DOI: 10.1615/AtomizSpr.2016014231
pages 1361-1384

INVESTIGATION OF RAPID ATOMIZATION AND COLLAPSE OF SUPERHEATED LIQUID FUEL SPRAY UNDER SUPERHEATED CONDITIONS

Shengqi Wu
School of Mechanical Engineering, Shanghai Jiao Tong University, National Engineering Laboratory of Electronic Control Technology, Shanghai, 200240, China
Hujie Pan
School of Mechanical Engineering, Shanghai Jiao Tong University, National Engineering Laboratory of Electronic Control Technology, Shanghai, 200240, China
Min Xu
School of Mechanical Engineering, Shanghai Jiao Tong University, National Engineering Laboratory of Electronic Control Technology, Shanghai, 200240, China
David Hung
University of Michigan-Shanghai Jiao Tong University Joint Institute, Shanghai Jiao Tong University
Tianyun Li
School of Mechanical Engineering, Shanghai Jiao Tong University, National Engineering Laboratory of Electronic Control Technology, Shanghai, 200240, China

ABSTRACT

Flash boiling sprays have demonstrated great potential in improving fuel atomization and evaporation even at very low injection pressure. In this study, fuel spray characteristics of three gasoline direct-injection injectors, namely, a one-hole injector, a six-hole injector, and a one-slot injector, were investigated via high-speed Schlieren technique. Experimental results reveal that different transformations of spray geometry were identified under various test conditions. Under flare flash boiling conditions, an expanded spray structure was observed of the one-hole injector, but collapse sprays were found of the six-hole injector and one-slot injector.
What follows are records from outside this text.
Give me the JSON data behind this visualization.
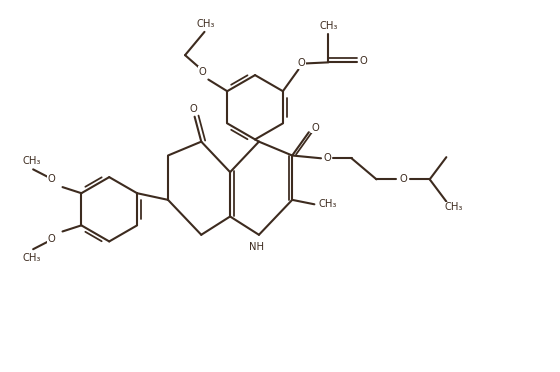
{
  "bg_color": "#ffffff",
  "line_color": "#3d2b1f",
  "line_width": 1.5,
  "figsize": [
    5.6,
    3.72
  ],
  "dpi": 100,
  "xlim": [
    0,
    10
  ],
  "ylim": [
    0,
    6.6
  ]
}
The spray collapse led to longer spray penetration of the six-hole injector, but for the one-slot injector, the spray penetration decreased. To unveil this phenomenon, a two-dimensional transparent nozzle was designed to investigate the inner nozzle flow using high-speed microscopic backlit imaging technique. It showed that the vapor bubble was initiated inside the nozzle along the nozzle wall under transition and flare flash boiling conditions. Both vapor bubble size and volume fraction increased with increasing superheat degrees. Much bigger vapor bubbles and larger volume fraction were found under the flare flash boiling conditions. Both in-nozzle vapor bubbles and fuel boiling effect at the nozzle exit contributed to rapid fuel atomization and evaporation process. Contraction or expansion of the spray geometry was dependent on whether in-nozzle bubble or fuel boiling played the dominant role. In summary, more physical insights were revealed into the collapse phenomena and rapid atomization process of flash boiling sprays.